Old is beautiful" dans ma boîte aux lettres ; quel plaisir de recevoir des livres, encore plus des livres publiés par des éditeurs corses (car ils sont bien trop chers pour mon budget, moi qui voudrais les acheter tous !
Sujet de discussion : tant qu'il n'y aura pas une politique de publication en livre de poche, la littérature corse ne décollera pas ; comment faire acheter un bouquin entre 15 et 20 euros à une classe de 34 élèves de seconde ?).
Alors, que dois-je faire ? Dois-je lire le livre ? En parler dans un billet ? En dire du bien ? Il y a cinq cas de figure :
- le livre me plaît, j'ai envie d'en parler, j'ai le temps de le faire comme je l'entends, je le fais.
- le livre me plaît, j'aimerais bien en parler, je n'ai pas le temps de le faire comme je l'entends, je ne le fais pas.
- le livre ne me plaît pas, j'ai envie d'en parler, j'ai le temps, je le fais.
- le livre ne me plaît pas, j'ai envie de dire pourquoi, je n'ai pas le temps, je ne le fais pas.

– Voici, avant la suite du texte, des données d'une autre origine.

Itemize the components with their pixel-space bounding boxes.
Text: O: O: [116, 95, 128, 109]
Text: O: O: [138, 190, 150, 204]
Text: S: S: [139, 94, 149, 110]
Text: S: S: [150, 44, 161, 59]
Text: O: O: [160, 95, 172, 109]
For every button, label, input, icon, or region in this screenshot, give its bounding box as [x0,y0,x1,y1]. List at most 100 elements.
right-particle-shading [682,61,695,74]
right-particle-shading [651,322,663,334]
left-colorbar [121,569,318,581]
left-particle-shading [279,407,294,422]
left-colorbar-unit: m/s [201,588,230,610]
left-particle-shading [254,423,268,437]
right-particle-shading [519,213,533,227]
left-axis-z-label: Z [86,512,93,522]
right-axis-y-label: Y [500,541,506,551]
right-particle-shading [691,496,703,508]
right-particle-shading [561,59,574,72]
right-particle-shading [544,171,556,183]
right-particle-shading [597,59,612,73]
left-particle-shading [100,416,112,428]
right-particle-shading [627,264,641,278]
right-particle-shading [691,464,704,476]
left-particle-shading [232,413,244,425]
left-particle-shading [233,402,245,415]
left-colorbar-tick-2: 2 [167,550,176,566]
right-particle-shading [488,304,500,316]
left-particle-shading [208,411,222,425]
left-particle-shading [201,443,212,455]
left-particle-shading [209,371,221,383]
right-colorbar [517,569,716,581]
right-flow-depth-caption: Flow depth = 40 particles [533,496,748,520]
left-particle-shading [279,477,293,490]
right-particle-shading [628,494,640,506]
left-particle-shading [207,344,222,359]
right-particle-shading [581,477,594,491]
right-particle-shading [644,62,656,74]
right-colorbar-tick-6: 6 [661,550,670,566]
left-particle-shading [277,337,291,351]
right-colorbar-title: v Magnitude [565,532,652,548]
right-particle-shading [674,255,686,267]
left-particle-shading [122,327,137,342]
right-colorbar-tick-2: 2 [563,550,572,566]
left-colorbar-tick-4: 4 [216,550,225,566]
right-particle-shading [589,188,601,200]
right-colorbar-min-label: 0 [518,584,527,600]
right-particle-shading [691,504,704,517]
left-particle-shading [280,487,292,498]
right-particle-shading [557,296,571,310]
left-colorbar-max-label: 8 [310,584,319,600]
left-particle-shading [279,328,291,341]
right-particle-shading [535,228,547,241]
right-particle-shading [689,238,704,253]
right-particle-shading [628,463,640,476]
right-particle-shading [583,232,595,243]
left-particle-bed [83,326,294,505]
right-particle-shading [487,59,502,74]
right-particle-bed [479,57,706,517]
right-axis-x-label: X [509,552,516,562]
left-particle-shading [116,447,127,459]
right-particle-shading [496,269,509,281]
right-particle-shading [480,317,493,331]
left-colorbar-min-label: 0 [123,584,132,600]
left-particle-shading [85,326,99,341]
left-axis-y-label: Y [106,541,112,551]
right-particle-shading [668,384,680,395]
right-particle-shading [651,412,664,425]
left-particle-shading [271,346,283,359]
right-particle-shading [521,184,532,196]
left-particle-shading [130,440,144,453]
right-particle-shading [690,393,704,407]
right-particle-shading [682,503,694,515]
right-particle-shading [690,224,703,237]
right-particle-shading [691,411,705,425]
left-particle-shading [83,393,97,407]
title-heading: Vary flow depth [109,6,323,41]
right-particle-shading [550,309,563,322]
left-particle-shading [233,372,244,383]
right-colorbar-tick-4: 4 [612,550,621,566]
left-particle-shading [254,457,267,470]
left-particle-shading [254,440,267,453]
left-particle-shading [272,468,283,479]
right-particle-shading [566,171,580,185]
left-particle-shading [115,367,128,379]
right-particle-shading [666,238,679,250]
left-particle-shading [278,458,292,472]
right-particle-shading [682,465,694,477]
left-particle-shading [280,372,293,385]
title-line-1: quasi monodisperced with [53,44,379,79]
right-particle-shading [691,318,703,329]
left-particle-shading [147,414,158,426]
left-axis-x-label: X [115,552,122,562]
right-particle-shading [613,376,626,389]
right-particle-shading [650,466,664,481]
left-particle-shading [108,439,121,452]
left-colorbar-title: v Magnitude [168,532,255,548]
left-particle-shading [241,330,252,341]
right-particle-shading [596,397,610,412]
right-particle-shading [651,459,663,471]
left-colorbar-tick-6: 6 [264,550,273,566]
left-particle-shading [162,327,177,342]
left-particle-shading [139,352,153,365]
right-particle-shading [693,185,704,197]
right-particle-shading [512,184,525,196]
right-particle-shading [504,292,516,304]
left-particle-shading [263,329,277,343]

- le livre ne me plaît pas, je n'ai pas envie d'en parler, je n'en parle pas.
Vous voyez deux éléments importants dans cette liste :
le facteur temps est déterminant (une absence de parole ne préjuge donc pas de mon opinion sur tel livre reçu dans ma boîte aux lettres : très sérieusement, il y a des livres que j'adore et dont je n'ai pas encore parlé) ;
les circonstances de ma rencontre avec tel livre n'entrent pas en ligne de compte (le fait de m'envoyer un livre ne m'oblige pas à en parler, et encore moins à en dire du bien, pour remercier poliment l'auteur ou l'éditeur ; car ce qui est préjudiciable, selon moi, c'est
l'absence d'échange honnête de paroles sincères).
Bon, il reste une hypothèse que je n'ai pas encore réalisée : le livre me plaît, j'ai le temps d'en parler mais... je n'ai pas envie d'en parler... (Cette proposition me paraît même de la plus extrême barbarie, bien qu'elle constitue en fait la pratique générale !!...)
Ouf, quelle longue introduction pour simplement signifier que j'ai un peu de temps devant moi et que je désire l'occuper à le perdre devant mon ordinateur à :
- évoquer ma lecture en cours (j'en suis à la page 116) de l'essai-pamphlet-récit autobiographique "
Old is beautiful" (Editions Materia scritta, 2011) de François de Negroni (dont je n'ai rien lu d'autre ; mais ce livre me donne la furieuse envie de retrouver mon exemplaire de son édition de "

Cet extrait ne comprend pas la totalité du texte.